Opponents of the law tried again—and the courts said no (again). The ruling keeps the strongest animal protection law in the world in place.

Proposition 12 has been tested from nearly every angle since voters passed it. What’s emerging is a pattern in how courts are responding—and what that means for the animals it’s meant to protect.
In 2025, Triumph Foods, a major pork producer, filed a federal lawsuit attempting to block Prop 12. The US District Court for the Central District of California dismissed nearly all of the claims, upholding (again) the constitutionality of Prop 12.
Since California voters passed the law in 2018, the meat industry has pushed to weaken or dismantle it through lawsuits, lobbying, and misinformation campaigns. In court, those challenges have been met with repeated rulings that uphold Prop 12 and the protections it provides for millions of animals.
What voters changed for animals
California voters passed Prop 12 with 63% support, making the measure the strongest farm animal protection law in the United States—arguably the world. The initiative bans the use of cruel confinement and the sale of products from animals raised in those conditions.
For animals, that means more space to move, the ability to turn around freely, and relief from some of the most extreme forms of confinement in factory farming.
The measure followed years of advocacy to bring these practices into public view. At The Humane League, we helped lead the effort to secure the initiative's place on the ballot, with volunteers collecting more than 660,000 signatures through a record-breaking texting campaign.
Since then, the law has helped accelerate a broader shift away from inhumane confinement across the United States.
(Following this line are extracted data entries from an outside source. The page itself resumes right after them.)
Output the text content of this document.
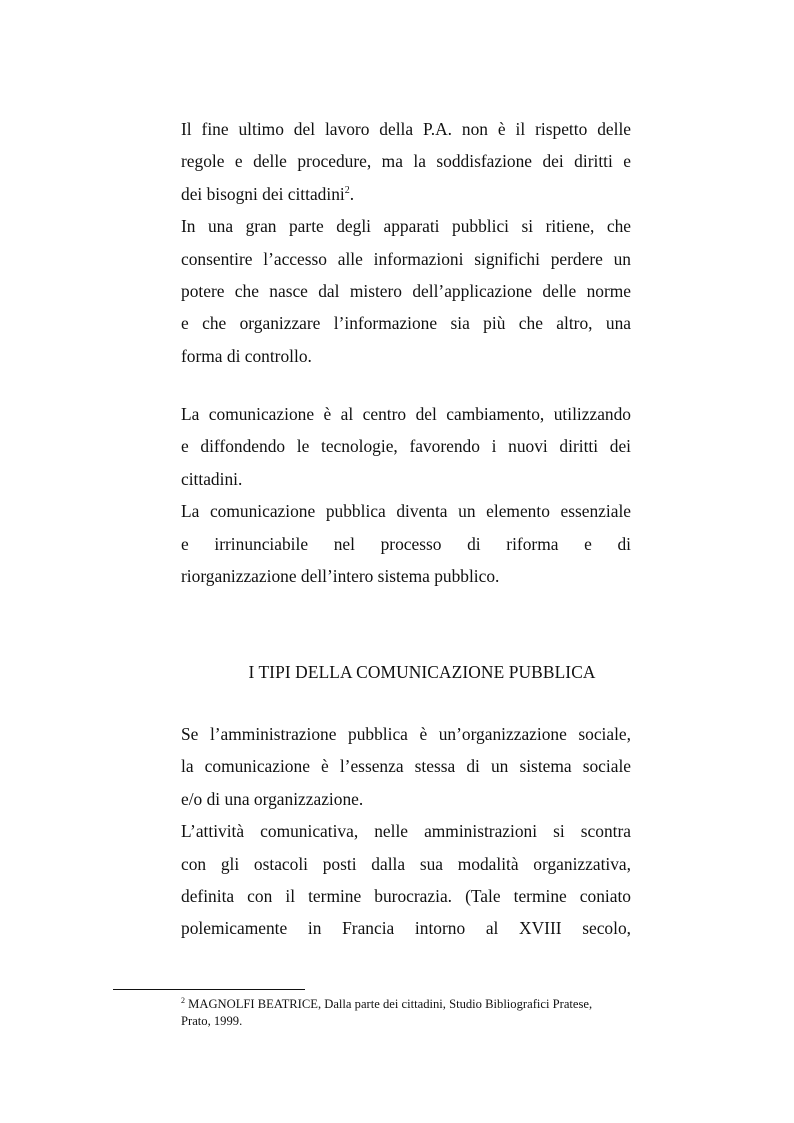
Il fine ultimo del lavoro della P.A. non è il rispetto delle
regole e delle procedure, ma la soddisfazione dei diritti e
dei bisogni dei cittadini$^2$.
In una gran parte degli apparati pubblici si ritiene, che
consentire l’accesso alle informazioni significhi perdere un
potere che nasce dal mistero dell’applicazione delle norme
e che organizzare l’informazione sia più che altro, una
forma di controllo.
La comunicazione è al centro del cambiamento, utilizzando
e diffondendo le tecnologie, favorendo i nuovi diritti dei
cittadini.
La comunicazione pubblica diventa un elemento essenziale
e irrinunciabile nel processo di riforma e di
riorganizzazione dell’intero sistema pubblico.
I TIPI DELLA COMUNICAZIONE PUBBLICA
Se l’amministrazione pubblica è un’organizzazione sociale,
la comunicazione è l’essenza stessa di un sistema sociale
e/o di una organizzazione.
L’attività comunicativa, nelle amministrazioni si scontra
con gli ostacoli posti dalla sua modalità organizzativa,
definita con il termine burocrazia. (Tale termine coniato
polemicamente in Francia intorno al XVIII secolo,
$^2$ MAGNOLFI BEATRICE, Dalla parte dei cittadini, Studio Bibliografici Pratese,
Prato, 1999.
It has also been challenged at every level of the federal court system—all the way up to the Supreme Court.
Reopening the case (again)
In 2023, after years of litigation, a separate early legal challenge to Prop 12 reached the US Supreme Court in National Pork Producers Council v. Ross. The meat industry argued that California had overstepped its authority. The US Supreme Court rejected that claim and upheld Prop 12, ruling that states have the authority to pass laws that ban the sale of products on the basis of cruelty.
As Justice Neil Gorsuch wrote in the decision, “In a functioning democracy, policy choices like these usually belong to the people and their elected representatives.”
Mere hours after the US Supreme Court’s decision to uphold Prop 12, the animal ag industry and industry-friendly legislators in Congress announced their intent to respond with a bill that would upend this historic win. Since that May 2023 ruling, THL Changemakers have fought to keep the industry-backed EATS Act from moving through Congress. If passed, federal law would overturn state animal welfare laws like Prop 12.
We’ve been part of the work at every stage—alongside advocates, partner organizations, and volunteers. We’ve also helped defend the law in court and mobilize people to push back against efforts to overturn it.
All of it in service of changing conditions for animals and making those changes last.
What this ruling means for animals
At the simplest level, the law is still doing what voters intended it to do—despite years of pushback, those protections stand.
For animals, that translates into everyday conditions that are less restrictive and less cruel. That can look like having space to stand, turn around, and exist without being confined to the smallest enclosures.
This ruling is worth celebrating—and animals are better because of it.